海外の女性は日本の女性と違い、タブーと言われる場所に対しても割とおおらかなようです。
ある高齢の女性が語ったまんこの思い出は、好きな人との初デートでのこと。
キスをした時に大コーフンしてまんこがびしょびしょになり、車のシートを汚してしまい彼に振られてしまいます。

「助手席のシートがサワークリームみたいな匂いになってしまったの!」

切ない失恋話なのに、木内みどりさんの悲壮な叫びがおかしみを誘うまんこエピソードでした。
また、ある女性はセックスの最中に自分が発する喘ぎ声に怯えられ、男性とのセックスを楽しめなくなったけれど、代わりに女性に奉仕することに目覚め、たくさんの女性たちに性の快楽を与える仕事に生きがいを見出した経緯を語ります。

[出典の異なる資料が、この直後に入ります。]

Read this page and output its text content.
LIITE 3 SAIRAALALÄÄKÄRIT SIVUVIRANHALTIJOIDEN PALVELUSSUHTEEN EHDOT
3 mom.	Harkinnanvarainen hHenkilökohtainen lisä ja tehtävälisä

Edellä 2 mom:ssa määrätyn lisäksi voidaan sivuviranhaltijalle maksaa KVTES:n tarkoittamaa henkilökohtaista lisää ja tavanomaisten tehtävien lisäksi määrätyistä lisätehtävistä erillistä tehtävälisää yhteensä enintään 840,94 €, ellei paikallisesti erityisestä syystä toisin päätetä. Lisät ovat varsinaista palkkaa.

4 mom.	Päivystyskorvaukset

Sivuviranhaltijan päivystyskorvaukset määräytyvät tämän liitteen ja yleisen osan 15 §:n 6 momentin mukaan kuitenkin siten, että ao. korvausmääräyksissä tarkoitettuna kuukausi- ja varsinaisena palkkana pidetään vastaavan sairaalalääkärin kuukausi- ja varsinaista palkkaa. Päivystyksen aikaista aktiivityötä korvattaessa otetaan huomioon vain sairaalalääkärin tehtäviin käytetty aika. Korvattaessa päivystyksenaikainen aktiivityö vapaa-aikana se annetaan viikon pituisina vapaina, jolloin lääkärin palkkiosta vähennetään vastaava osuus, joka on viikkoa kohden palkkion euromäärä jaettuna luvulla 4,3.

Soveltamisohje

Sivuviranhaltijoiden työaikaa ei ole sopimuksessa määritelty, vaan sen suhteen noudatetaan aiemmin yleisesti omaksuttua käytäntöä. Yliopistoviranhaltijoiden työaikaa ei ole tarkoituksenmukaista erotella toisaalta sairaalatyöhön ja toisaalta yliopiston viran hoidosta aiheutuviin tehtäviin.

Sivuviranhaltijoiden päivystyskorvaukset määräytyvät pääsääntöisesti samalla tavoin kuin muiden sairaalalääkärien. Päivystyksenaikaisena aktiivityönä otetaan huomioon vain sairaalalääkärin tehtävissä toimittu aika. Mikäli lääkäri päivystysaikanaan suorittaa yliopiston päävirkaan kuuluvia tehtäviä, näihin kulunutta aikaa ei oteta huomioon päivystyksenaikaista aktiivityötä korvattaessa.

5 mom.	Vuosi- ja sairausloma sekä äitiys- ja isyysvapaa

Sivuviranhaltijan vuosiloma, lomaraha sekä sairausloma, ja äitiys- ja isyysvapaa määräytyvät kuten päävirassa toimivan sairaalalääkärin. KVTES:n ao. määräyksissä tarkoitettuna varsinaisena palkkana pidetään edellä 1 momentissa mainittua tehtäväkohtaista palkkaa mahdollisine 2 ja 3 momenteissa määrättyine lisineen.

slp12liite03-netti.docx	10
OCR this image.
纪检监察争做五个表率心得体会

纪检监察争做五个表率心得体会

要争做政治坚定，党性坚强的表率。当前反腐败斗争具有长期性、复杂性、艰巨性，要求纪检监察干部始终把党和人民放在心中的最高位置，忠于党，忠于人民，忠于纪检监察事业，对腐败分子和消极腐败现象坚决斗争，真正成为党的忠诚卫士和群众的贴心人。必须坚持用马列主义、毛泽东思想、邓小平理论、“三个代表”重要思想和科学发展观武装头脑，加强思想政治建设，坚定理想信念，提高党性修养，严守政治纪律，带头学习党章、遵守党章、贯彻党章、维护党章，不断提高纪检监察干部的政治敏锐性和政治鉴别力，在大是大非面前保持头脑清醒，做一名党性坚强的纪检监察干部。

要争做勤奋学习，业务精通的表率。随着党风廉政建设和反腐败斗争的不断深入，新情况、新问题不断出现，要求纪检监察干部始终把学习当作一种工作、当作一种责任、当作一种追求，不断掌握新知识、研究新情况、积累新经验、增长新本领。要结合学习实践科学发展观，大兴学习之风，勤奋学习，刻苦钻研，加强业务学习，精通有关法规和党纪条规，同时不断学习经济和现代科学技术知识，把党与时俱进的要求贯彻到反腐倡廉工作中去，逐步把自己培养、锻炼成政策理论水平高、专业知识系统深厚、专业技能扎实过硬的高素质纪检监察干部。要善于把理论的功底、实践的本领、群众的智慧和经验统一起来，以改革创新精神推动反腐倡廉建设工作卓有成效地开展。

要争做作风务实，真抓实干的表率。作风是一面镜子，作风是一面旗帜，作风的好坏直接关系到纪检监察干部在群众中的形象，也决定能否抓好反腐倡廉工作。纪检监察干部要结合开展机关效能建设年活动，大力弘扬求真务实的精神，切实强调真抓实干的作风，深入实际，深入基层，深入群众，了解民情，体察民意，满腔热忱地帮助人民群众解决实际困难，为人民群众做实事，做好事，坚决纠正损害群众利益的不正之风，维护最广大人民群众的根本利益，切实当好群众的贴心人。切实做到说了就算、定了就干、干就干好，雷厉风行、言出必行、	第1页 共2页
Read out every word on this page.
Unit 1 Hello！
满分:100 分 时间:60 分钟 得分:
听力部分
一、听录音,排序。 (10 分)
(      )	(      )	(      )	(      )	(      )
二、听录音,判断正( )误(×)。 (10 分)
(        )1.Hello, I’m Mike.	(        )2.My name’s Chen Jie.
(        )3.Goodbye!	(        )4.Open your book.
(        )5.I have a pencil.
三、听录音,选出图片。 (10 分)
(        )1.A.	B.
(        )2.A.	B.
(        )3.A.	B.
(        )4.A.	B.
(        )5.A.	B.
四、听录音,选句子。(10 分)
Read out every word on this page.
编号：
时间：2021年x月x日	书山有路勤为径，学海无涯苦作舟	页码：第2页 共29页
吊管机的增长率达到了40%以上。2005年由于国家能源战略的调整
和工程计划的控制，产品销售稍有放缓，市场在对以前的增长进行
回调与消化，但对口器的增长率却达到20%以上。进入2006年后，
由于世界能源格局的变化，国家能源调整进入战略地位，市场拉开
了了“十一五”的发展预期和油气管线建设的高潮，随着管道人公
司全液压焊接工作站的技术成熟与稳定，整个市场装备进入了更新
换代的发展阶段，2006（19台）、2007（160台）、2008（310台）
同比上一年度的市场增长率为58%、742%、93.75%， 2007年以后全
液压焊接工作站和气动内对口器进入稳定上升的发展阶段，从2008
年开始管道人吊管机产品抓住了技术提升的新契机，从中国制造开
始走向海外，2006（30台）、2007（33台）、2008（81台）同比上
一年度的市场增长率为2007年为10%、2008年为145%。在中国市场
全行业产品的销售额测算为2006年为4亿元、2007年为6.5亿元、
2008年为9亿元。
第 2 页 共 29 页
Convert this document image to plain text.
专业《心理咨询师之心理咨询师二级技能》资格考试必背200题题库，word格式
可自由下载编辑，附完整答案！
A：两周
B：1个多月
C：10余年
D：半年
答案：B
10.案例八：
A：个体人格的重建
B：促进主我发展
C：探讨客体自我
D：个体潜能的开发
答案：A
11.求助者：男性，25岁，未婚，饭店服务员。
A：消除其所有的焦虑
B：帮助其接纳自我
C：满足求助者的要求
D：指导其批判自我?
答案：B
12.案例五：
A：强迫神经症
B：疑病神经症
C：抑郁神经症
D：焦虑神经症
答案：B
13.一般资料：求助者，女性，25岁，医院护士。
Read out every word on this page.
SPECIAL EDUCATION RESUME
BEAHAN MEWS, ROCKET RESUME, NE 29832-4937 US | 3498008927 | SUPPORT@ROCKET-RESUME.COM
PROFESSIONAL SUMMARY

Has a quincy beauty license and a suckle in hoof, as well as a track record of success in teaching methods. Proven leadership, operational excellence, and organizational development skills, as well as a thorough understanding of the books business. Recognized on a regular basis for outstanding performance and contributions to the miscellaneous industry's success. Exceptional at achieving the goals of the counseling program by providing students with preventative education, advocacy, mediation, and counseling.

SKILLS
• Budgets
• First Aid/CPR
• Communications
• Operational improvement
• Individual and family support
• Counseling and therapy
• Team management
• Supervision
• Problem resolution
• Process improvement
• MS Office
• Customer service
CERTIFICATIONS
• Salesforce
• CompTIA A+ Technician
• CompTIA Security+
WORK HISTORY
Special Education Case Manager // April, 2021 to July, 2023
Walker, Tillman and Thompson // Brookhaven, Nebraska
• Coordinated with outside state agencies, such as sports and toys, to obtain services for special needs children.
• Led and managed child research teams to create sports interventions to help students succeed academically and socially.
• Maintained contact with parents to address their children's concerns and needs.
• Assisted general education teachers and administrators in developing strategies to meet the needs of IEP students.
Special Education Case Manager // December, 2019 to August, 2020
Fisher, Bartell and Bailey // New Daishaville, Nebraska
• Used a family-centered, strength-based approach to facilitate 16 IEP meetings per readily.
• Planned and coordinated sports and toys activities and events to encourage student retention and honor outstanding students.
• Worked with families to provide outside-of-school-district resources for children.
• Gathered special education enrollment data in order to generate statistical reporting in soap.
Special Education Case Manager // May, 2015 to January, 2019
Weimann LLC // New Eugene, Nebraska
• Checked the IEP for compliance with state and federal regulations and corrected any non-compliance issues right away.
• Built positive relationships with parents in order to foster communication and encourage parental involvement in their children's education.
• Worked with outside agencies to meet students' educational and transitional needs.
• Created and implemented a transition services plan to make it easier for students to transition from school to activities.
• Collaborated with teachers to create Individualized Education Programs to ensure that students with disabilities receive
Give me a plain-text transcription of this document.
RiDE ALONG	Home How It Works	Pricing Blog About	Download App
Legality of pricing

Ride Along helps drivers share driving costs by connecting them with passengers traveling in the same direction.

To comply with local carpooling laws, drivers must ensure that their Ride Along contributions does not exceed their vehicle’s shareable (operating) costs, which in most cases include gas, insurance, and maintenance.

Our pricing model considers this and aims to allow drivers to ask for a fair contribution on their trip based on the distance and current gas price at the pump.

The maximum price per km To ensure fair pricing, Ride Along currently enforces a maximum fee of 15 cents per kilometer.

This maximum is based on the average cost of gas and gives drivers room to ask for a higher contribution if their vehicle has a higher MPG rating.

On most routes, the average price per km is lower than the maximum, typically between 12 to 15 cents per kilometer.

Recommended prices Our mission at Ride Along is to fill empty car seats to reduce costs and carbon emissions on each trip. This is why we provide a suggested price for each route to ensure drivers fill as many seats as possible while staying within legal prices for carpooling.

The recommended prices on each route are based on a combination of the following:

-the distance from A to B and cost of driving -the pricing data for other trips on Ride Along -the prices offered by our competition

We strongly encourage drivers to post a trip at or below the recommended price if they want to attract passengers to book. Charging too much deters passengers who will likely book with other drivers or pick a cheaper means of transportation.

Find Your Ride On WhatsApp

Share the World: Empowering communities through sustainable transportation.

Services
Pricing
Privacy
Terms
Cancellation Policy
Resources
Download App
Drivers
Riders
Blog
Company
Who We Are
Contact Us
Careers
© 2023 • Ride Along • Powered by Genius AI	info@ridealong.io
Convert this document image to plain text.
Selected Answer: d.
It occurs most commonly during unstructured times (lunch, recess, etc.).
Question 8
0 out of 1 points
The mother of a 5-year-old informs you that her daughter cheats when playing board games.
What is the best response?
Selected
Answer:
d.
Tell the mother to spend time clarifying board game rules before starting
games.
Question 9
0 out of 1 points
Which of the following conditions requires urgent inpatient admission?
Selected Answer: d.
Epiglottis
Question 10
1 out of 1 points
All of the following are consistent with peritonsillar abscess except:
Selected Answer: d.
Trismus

「その仕事を通してわたしは女がイク時の『喘ぎ声』にもたくさん種類があることを知ったわ」

そう言う彼女がモノマネするさまざまな「喘ぎ声」を、女優のともさと衣さんが熱演で披露し、会場は大笑いの渦でした。
また、イヴさんはインタビューの中で200人の女性たちに「もしもまんこにまとわせるなら、何を着せたい?」という面白い質問をしています。
それについての回答が、
「ミンクの毛皮」
「白いワンピース」
「ネイル」
「ハイヒールを履かせたい」
「スポーツキャップを真後ろにかぶってローラースケートするの」etc

海外の人はみんなまんこにハッピーな感じ。
実はまんこに何を着せたいかと問われても、わたしはピンと来ませんでした。
そのくらい無意識において「可愛く装うなんてとんでもない、卑下すべき場所」だったのかもしれません。
悔しいので、わたしは機動戦士のように超合金にして、まんこをトランスフォームさせようと思いました。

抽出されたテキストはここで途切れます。